Why Use Blackout Bingo?
How do you prepare workshop participants for important information to come? A common way is to verbally take them through an agenda on a slide or flip chart. So, you’ve welcomed people and blah-ed your way through the agenda. How involved were your participants while they passively sat there and listened to your blahs? Once they sat and listened, did any of it resonate with them? Who knows? Did they engage with the content and make it their own? There’s an outside possibility they did, but truthfully, they probably didn’t.
Another way to prepare participants is to provide a handout. You distribute the handout while giving a spoken overview of why the handout is important. Perhaps you even ask the participants to flag certain pages and they do just that. Or maybe they don’t. Rather than pay attention to you, they might ignore everything you are saying as they flick their way through the handout. Maybe they flick through the handout as they think, “I can go back to sleep now.”
What’s the problem with these two scenarios? While you as a trainer are active, the participants are passive. Undeniably, there’s nothing in these two approaches which turns the passive listener into an active learner. How can we fix that? Blackout Bingo is a great way to do just that!
What is Blackout Bingo?
A popular activity we use in our “Training from the BACK of the Room” Practitioner Class is “Blackout Bingo.” You can read about Blackout Bingo in Sharon Bowman’s books The Ten-Minute Trainer (pp 128) or Using Brain Science To Make Training Stick (pp 225). We’ll also have a look at the activity here, as well.
The game of Bingo is a popular in many countries around the world, so it is probably familiar to you. Briefly, Wikipedia describes Bingo as “a game of probability in which players mark off numbers on cards as the numbers are drawn randomly by a caller, the winner being the first person to mark off all their numbers.”
Blackout Bingo uses this same idea, but rather than using numbers, it uses important concepts that will be covered in your workshop session.
How to Play Blackout Bingo:
So let’s look at how Blackout Bingo works …
Materials:
- A standard size piece of paper (A4 or Letter) per participant.
- Marker pen per participant.
- List of concepts printed on a slide or flip chart.
- (Optional) small prizes (one per participant).
Instructions:
To play Blackout Bingo, follow these steps:
- Hold up a piece of paper and ask participants to copy you.
- Fold the piece of paper lengthways along its centre and wait for the participants to do the same.
- Fold the piece of paper width-wise along its centre and wait for the participants to do the same.
- Fold the piece of paper one more time. You should have a small square of folded paper. Wait for the participants to do the same.
- Open the paper to reveal the sheet which is now separated by folds into 8 boxes.
- Invite the participants to draw lines over the folds on their sheets in order to divide their sheets into 8 outlined boxes.
- Explain that they are going to be playing a game of Blackout Bingo during the workshop.
- Tell them that in a moment, you will show them a list of concepts (printed on a slide or flipchart) that will be covered during the workshop. When you show them the list, participants are to silently read and then mentally select the 8 that sound most interesting to each of them.
- Each participant will then write their chosen 8 concepts down on their sheet of paper, one concept per box. This means that each learner’s Blackout Bingo sheet will be different from the others.

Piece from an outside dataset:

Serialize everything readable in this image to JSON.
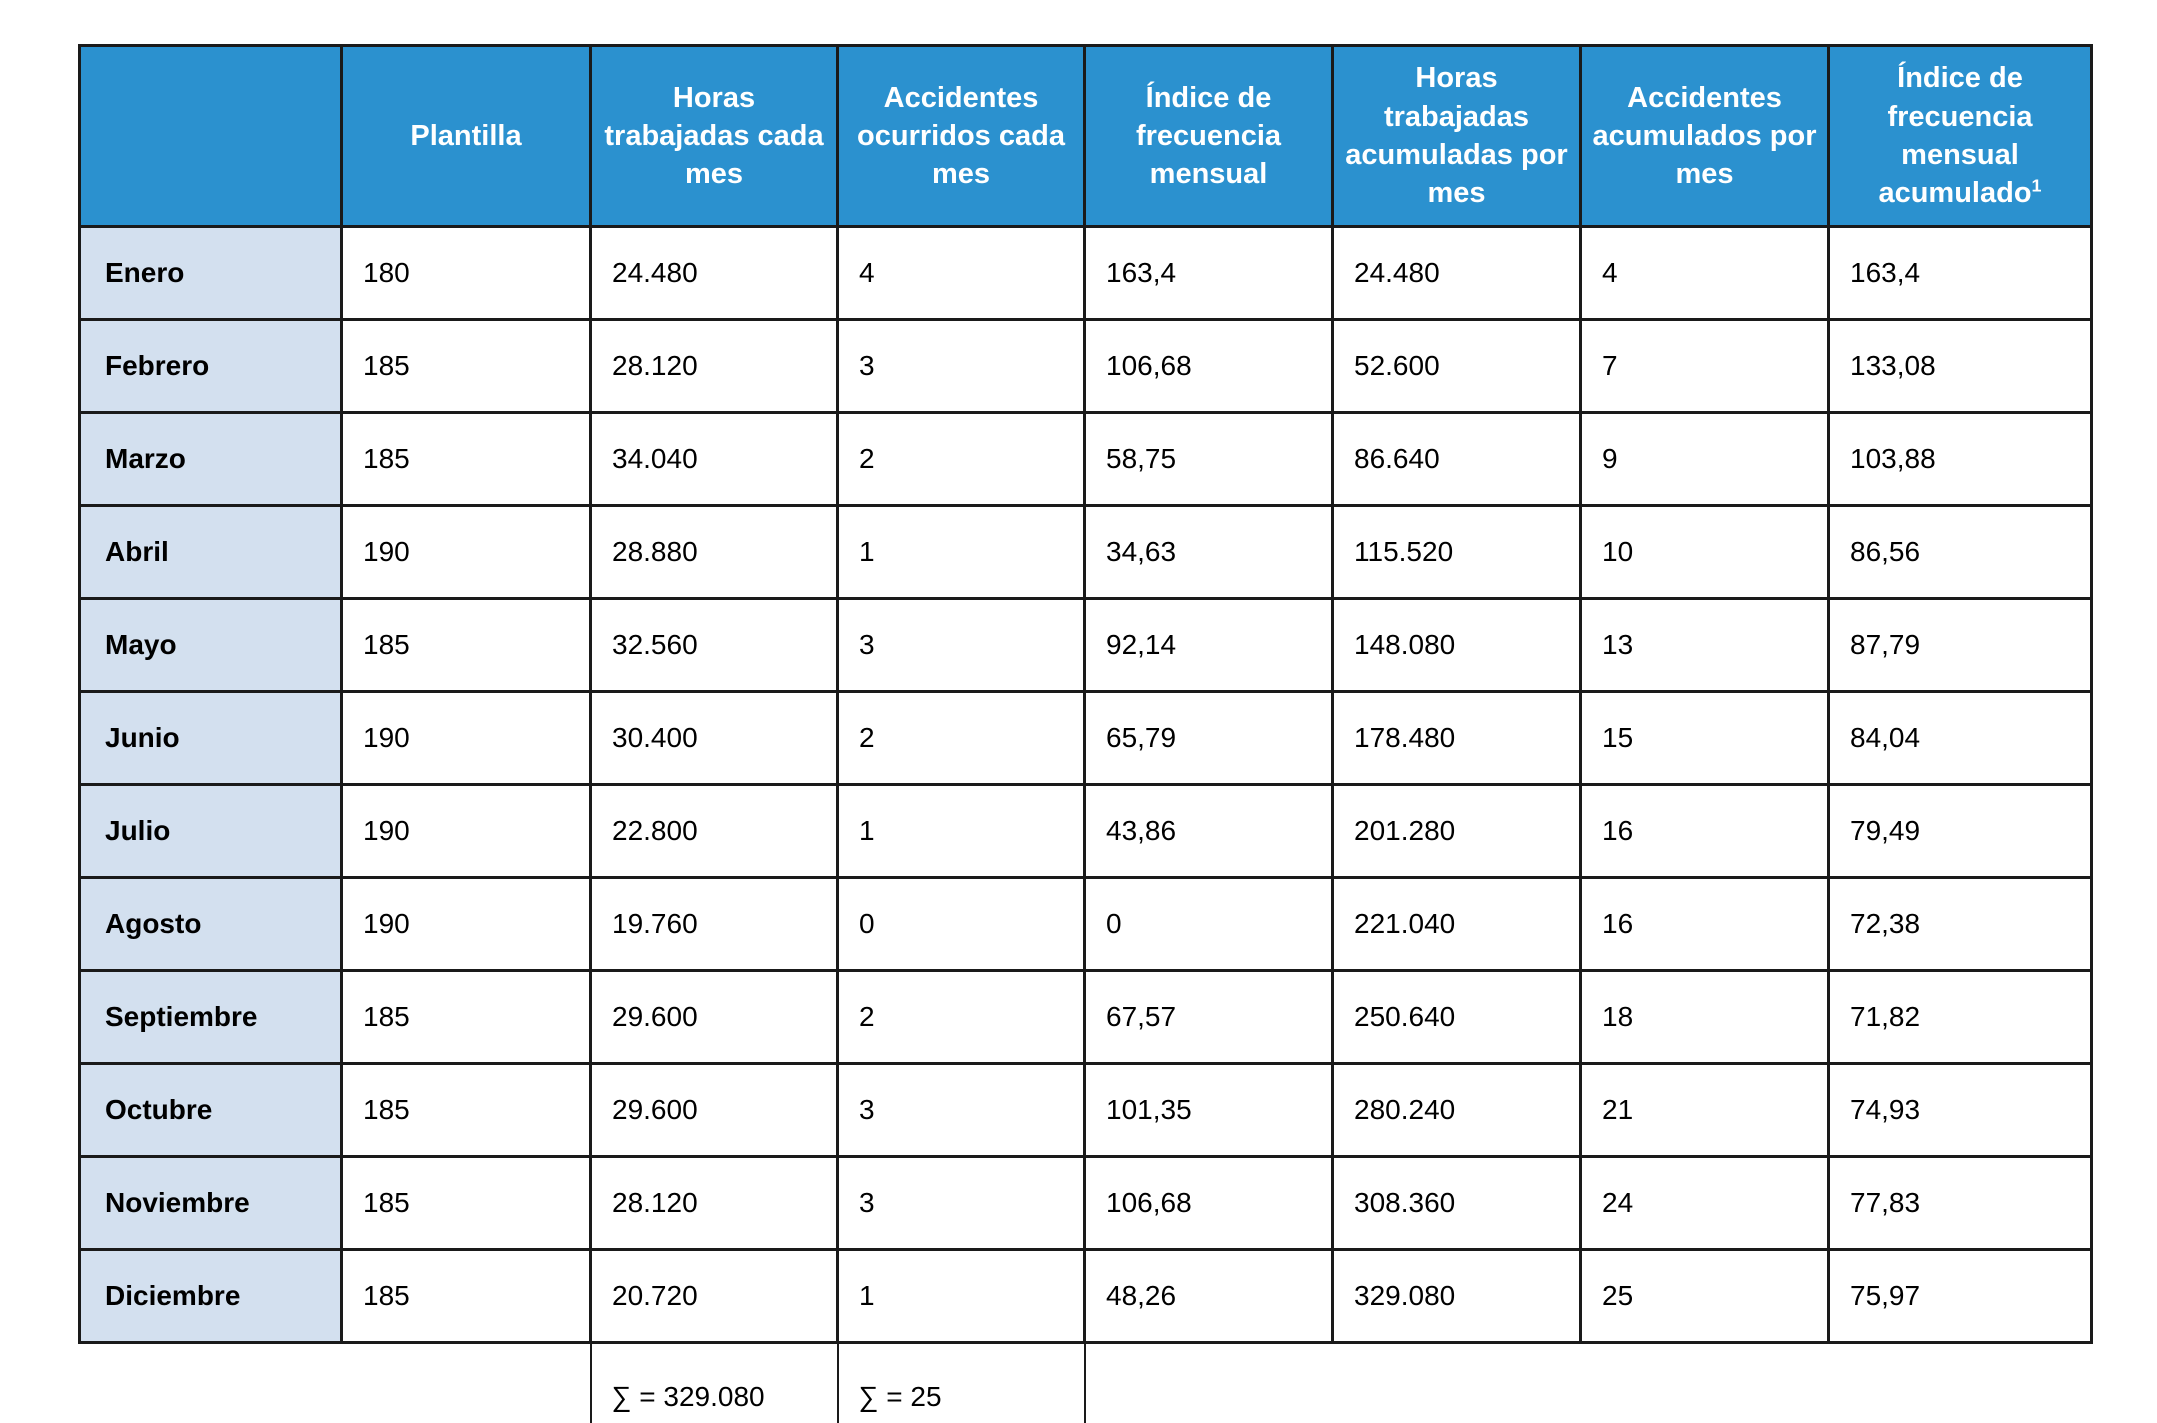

- Tell them that, as the workshop progresses, the first time that you mention a concept on their “bingo card”, they should cross the concept out.
- Once they have crossed out ALL of their 8 concepts, they wave their sheet in the air and shout “Bingo!” (Demonstrate this as you explain it). Emphasize that it doesn’t matter what is happening at that moment – they just shout out the word and wave their sheet in the air.
- Ask the participants to demonstrate this back to you – if they don’t do it with much energy, joke with them about it and invite them to try again with a little more enthusiasm!
- Say that when someone shouts “Bingo!” then everyone should give that person a round of applause. If you have prizes to hand out, give one to each learner when they get a bingo.
- Now reveal the concept list and ask the participants to review the list, choose the 8 that sound most interesting, and to write those down on their bingo sheets.
- Check that everyone has their Blackout Bingo sheet filled in and then continue with the workshop.
- Wait for the inevitable shouts of “Bingo!” Be sure to pause for applause and prize-giving!
Conclusion:
I hope you can see how Blackout Bingo increases the interest and curiosity of the your workshop participants before the session begins. The activity “primes” learners for the learning to come by inviting them to review the content list and then to decide what concepts sound most important to them. Participants choose and write down their most important concepts. Finally participants pay greater attention to what is being discussed in case one of their concepts is mentioned. The bonus prize for everyone? Blackout Bingo is a lot of fun!
Find Out More:
You can find more variations of the Blackout Bingo activity in Sharon Bowman’s books The Ten-Minute Trainer and Using Brain Science To Make Training Stick.